A thought or two on Idealism

My first full day in Nova Scotia – overnighted at the airport hotel, and will be heading to Day 1 of my residency at Main & Station in Parrsboro shortly!

Excited to get there, get settled, and get to work … .

Planning and researching, in order to make work that bridges disciplines and methods of articulating ideas: through sound, in sculpture, talking with and about scientific explorations, drawing as a meditation and as a performance … and all of this engaged to one degree or another with the public realm.

Both in and of the community. Rooted in landscape as place and as source of natural phenomena.

All kinds of conversations here, but they are at base conversations between things and people.

And coincidentally, what should come to my inbox, but an article about Christo’s piers, and all the complicated things about this kind of work.

IMAGE CREDIT: Hilda Hoy, as found on Artnet
IMAGE CREDIT: Hilda Hoy, as found on Artnet

Food for thought …

You can find the full article here.

IMAGE CREDIT: Hilda Hoy, as found on Artnet
IMAGE CREDIT: Hilda Hoy, as found on Artnet

I was particularly struck by Hoy’s observations on the idealism of the work – particularly as it pertains to the recent Brexit, mobility, and migration (bodies in space) – and how this idealism comes up against the reality of work in public space, and that asks for public engagement directly.

(as a sidenote: I also find it interesting that Hoy mentions her Canadian roots, and the relative isolation of our huge country in relation to borders, boundaries, and movement … more food for thought here … does this explain my fascination with edges/boundaries, and with breaking them down or exposing them? is that a “terribly Canadian” thing I do?).

Hoy notes:

I doubt Brexit was on the minds of any of the thousands of people experiencing Christo’s magnanimous installation that Thursday. We were all too busy frolicking across the water, marveling at the scenery, and snapping selfies. And I’m sure any such symbolism was the furthest thing from the artist’s intentions—he and his late wife Jeanne-Claude first hatched the idea for the piers in the 1970s. “All the artwork Jeanne-Claude and I do is work of joy and beauty. They don’t serve anything except to be a work of art,” he said in an interview with Italian newspaper Corriere della Sera in April.

and that

By a coincidence of timing, Christo’s Floating Piers became a symbol of how art can (quite literally) bring people together, but also how these connections are fraught. Soon, the piers will disappear and life on Lake Iseo will go back to normal. The EU will go back to normal, too, though we already know it won’t quite be the same.

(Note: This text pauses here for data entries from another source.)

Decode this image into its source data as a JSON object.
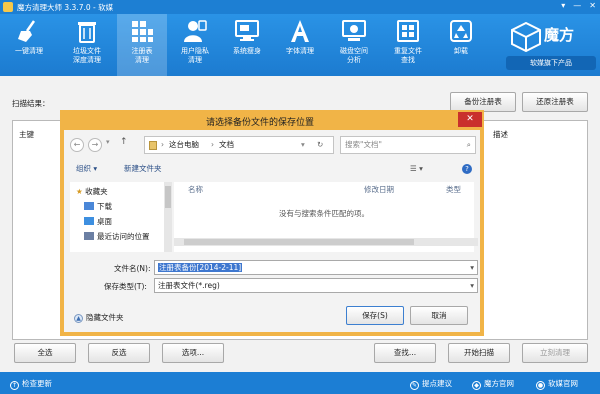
{
  "window": {
    "title": "魔方清理大师 3.3.7.0 - 软媒",
    "controls": [
      "▾",
      "—",
      "✕"
    ]
  },
  "toolbar": {
    "buttons": [
      {
        "label": "一键清理",
        "icon": "broom-icon"
      },
      {
        "label": "垃圾文件\n深度清理",
        "icon": "trash-files-icon"
      },
      {
        "label": "注册表\n清理",
        "icon": "registry-grid-icon"
      },
      {
        "label": "用户隐私\n清理",
        "icon": "privacy-user-icon"
      },
      {
        "label": "系统瘦身",
        "icon": "monitor-icon"
      },
      {
        "label": "字体清理",
        "icon": "font-a-icon"
      },
      {
        "label": "磁盘空间\n分析",
        "icon": "disk-analysis-icon"
      },
      {
        "label": "重复文件\n查找",
        "icon": "duplicate-files-icon"
      },
      {
        "label": "卸载",
        "icon": "recycle-icon"
      }
    ],
    "active_index": 2
  },
  "brand": {
    "name": "魔方",
    "tagline": "软媒旗下产品"
  },
  "main": {
    "scan_result_label": "扫描结果：",
    "backup_registry": "备份注册表",
    "restore_registry": "还原注册表",
    "list_headers": {
      "key": "主键",
      "desc": "描述"
    },
    "select_all": "全选",
    "invert_select": "反选",
    "options": "选项...",
    "find": "查找...",
    "start_scan": "开始扫描",
    "clean_now": "立刻清理"
  },
  "dialog": {
    "title": "请选择备份文件的保存位置",
    "close": "✕",
    "path": [
      "这台电脑",
      "文档"
    ],
    "search_placeholder": "搜索\"文档\"",
    "organize": "组织 ▾",
    "new_folder": "新建文件夹",
    "nav": {
      "favorites": "收藏夹",
      "downloads": "下载",
      "desktop": "桌面",
      "recent": "最近访问的位置"
    },
    "columns": {
      "name": "名称",
      "modified": "修改日期",
      "type": "类型"
    },
    "empty_message": "没有与搜索条件匹配的项。",
    "filename_label": "文件名(N):",
    "filename_value": "注册表备份[2014-2-11]",
    "filetype_label": "保存类型(T):",
    "filetype_value": "注册表文件(*.reg)",
    "hide_folders": "隐藏文件夹",
    "save": "保存(S)",
    "cancel": "取消"
  },
  "statusbar": {
    "update": "检查更新",
    "feedback": "提点建议",
    "site_mofang": "魔方官网",
    "site_ruanmei": "软媒官网"
  },
  "colors": {
    "titlebar": "#1d7fd3",
    "toolbar": "#2a93e6",
    "dialog_frame": "#f1b447",
    "close_red": "#c9302c",
    "status": "#1c7ed4"
  }
}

At the risk of stating the obvious: context, scale, location … and fame … are markers that thoroughly differentiate my plans from this work entirely!

That being said: what has struck a chord for me is Hoy’s insights about both the impulse behind the work, and the potential for its lasting impact. I make work to speak about things in ways that (for me) defy the use of words exclusively; there are ideas I try to embody in the act of making and in the presentation of finished work that I hope people respond to viscerally.

A building, and a tearing down, simultaneously. Not without complications. A process that changes everyone involved and (hopefully) allows us all to see and experience things in the world  – and ourselves – a little differently.

Idealistic, yes. Unabashedly so – there’s more than enough in this world, including Brexit, to make us jaded and cynical.